The single longest linear feature on Earth--the "Ring of Fire" circles almost the entire Pacific. It is a ring of active volcanoes from White Island just north of New Zealand, through the South China seas, Japan, Kamchatka, the Aleutians, the Cascades and down through the Andes. Almost 25,000 miles long, it is one of the most awesome sights on Earth.




How the Earth Was Made

Driest Place on Earth

The Atacama desert is considered the driest place on Earth. Since human records of the area began, some places have never received rain. But the records don't stop there--the Atacama is also the oldest desert in the world, and recently it has been dated to an amazing 150 million years old. Other research shows that the surface of this desert is also incredibly ancient, with boulders lying there that have not moved for over 23 million years--more than 50 times longer than it's taken for our human species to evolve. the soil is so dry, it has been used as a test bed for the Mars rovers. And though the desert was once thought to be completely lifeless, strange bacteria discovered there have given scientists new hope that they might find life on the red planet. Atacama is also home to the largest copper mine in the world. Inspect the riddle of the Atacama and uncover how this extraordinarily dry landscape was created.




How the Earth Was Made

Earth's Deadliest Eruption

In the remote wastes of Siberia buried under snow are the remains of one of the greatest catastrophes that the Earth has endured. 250 million years ago, huge volumes of lava spewed out onto the surface--so much that it would have buried the whole of Texas under one mile of lava. At first the temperature dipped but then the greenhouse gases that escaped from the depressurized lava caused a massive global warming. It wreaked havoc and 95% of the species on Earth became extinct. Yet life hung on and in time this disaster paved the way for the next great phase of life on earth--the age of the dinosaurs.




How the Earth Was Made


The Sierra Nevada, North America's highest mountain range, contains one of the most awe-inspiring geological features on the planet: Yosemite Valley. Walled by sheer 3,000-foot granite cliffs and made from one of the toughest rocks on earth, it is home to the mighty El Capitan and iconic Half Dome.

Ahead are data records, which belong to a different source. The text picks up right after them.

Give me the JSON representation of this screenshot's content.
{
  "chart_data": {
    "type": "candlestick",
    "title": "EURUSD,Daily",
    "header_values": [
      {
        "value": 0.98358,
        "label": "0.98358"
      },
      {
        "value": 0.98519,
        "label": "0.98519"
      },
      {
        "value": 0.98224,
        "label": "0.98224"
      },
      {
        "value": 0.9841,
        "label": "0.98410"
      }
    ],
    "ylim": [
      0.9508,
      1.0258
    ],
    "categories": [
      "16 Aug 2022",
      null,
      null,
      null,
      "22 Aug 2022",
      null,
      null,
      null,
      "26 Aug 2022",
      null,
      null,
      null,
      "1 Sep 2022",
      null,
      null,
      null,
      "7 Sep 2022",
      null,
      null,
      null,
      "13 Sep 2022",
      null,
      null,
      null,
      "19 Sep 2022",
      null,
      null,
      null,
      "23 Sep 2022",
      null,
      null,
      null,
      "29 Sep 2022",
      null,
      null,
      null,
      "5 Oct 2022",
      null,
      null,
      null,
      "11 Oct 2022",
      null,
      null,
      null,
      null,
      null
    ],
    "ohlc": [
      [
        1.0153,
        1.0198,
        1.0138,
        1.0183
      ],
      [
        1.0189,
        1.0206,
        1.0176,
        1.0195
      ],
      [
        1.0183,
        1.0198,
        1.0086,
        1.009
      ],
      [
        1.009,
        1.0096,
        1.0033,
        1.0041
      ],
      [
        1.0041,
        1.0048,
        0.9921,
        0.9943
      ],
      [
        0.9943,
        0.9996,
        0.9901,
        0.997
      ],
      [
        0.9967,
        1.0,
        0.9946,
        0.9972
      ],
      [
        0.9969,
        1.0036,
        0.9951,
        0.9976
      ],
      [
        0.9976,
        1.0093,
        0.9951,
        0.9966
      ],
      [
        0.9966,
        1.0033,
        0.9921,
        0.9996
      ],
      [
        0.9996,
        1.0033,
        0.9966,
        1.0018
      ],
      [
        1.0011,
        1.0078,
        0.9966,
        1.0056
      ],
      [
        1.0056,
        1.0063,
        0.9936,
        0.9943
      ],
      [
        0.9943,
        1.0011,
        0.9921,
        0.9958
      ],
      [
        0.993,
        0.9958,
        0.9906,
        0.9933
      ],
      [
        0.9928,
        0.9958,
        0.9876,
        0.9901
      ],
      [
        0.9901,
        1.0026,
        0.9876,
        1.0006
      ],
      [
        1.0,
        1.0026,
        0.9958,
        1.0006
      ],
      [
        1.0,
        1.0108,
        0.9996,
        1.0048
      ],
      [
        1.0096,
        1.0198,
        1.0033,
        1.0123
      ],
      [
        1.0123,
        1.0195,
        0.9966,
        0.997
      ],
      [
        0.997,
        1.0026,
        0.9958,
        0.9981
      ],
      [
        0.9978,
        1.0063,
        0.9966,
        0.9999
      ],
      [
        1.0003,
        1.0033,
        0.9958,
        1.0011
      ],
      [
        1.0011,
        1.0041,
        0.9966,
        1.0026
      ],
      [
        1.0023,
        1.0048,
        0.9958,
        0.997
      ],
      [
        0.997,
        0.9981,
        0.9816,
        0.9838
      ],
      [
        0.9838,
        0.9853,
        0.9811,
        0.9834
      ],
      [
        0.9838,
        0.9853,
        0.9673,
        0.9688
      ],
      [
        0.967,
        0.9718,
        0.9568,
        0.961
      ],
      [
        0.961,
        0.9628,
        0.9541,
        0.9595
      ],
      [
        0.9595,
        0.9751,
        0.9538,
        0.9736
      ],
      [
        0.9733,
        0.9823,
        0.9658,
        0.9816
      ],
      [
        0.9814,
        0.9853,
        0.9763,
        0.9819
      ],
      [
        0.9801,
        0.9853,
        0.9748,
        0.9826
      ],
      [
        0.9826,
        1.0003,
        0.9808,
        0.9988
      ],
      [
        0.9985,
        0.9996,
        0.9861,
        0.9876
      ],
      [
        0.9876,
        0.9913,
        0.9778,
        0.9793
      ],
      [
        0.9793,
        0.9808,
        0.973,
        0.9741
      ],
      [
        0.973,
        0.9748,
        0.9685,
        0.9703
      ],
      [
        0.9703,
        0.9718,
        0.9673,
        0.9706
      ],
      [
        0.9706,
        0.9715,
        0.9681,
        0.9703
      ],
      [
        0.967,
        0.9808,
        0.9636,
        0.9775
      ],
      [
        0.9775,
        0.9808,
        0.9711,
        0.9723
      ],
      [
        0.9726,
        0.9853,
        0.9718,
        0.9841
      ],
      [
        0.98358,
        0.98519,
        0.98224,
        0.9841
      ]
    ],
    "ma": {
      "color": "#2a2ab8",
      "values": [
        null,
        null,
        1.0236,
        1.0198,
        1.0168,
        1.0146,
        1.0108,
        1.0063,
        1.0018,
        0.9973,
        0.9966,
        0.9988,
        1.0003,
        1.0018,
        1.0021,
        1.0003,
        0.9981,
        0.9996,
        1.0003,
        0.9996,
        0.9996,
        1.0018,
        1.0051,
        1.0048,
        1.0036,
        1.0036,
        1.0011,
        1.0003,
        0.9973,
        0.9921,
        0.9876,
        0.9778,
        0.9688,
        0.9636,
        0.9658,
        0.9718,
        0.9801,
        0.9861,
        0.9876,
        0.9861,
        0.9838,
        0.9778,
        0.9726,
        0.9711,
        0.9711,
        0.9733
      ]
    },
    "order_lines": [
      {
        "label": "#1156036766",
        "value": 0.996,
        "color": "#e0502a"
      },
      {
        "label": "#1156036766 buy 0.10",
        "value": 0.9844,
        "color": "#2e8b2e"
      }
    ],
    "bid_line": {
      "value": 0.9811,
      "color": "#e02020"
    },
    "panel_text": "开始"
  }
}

Yet how this extraordinary valley formed has been the subject of controversy for over 100 years. Was it carved by gigantic glaciers or a cataclysmic rifting of the Earth?




How the Earth Was Made


These giant mountain-sized boulders from space have wrought death and destruction throughout the millennia but until recently geologists could find no evidence that they had actually struck the earth. Follow the remarkable detective story that begins at Meteor Crater in Arizona as mining engineers desperately try to unearth the billion dollar iron boulder they thought was lying there. It's a detective story that also uncovers immense riches; the world's biggest nickel deposit in Sudbury, Canada, vast oil reserves in the Gulf of Mexico and a gold mine in South Africa--all the result of asteroid impacts. Evidence is also unearthed of violent impacts that decimated some of the first people to live in America. What clues do asteroids, and their smaller cousins, meteorites, hold in the formation of the early Earth and perhaps life itself?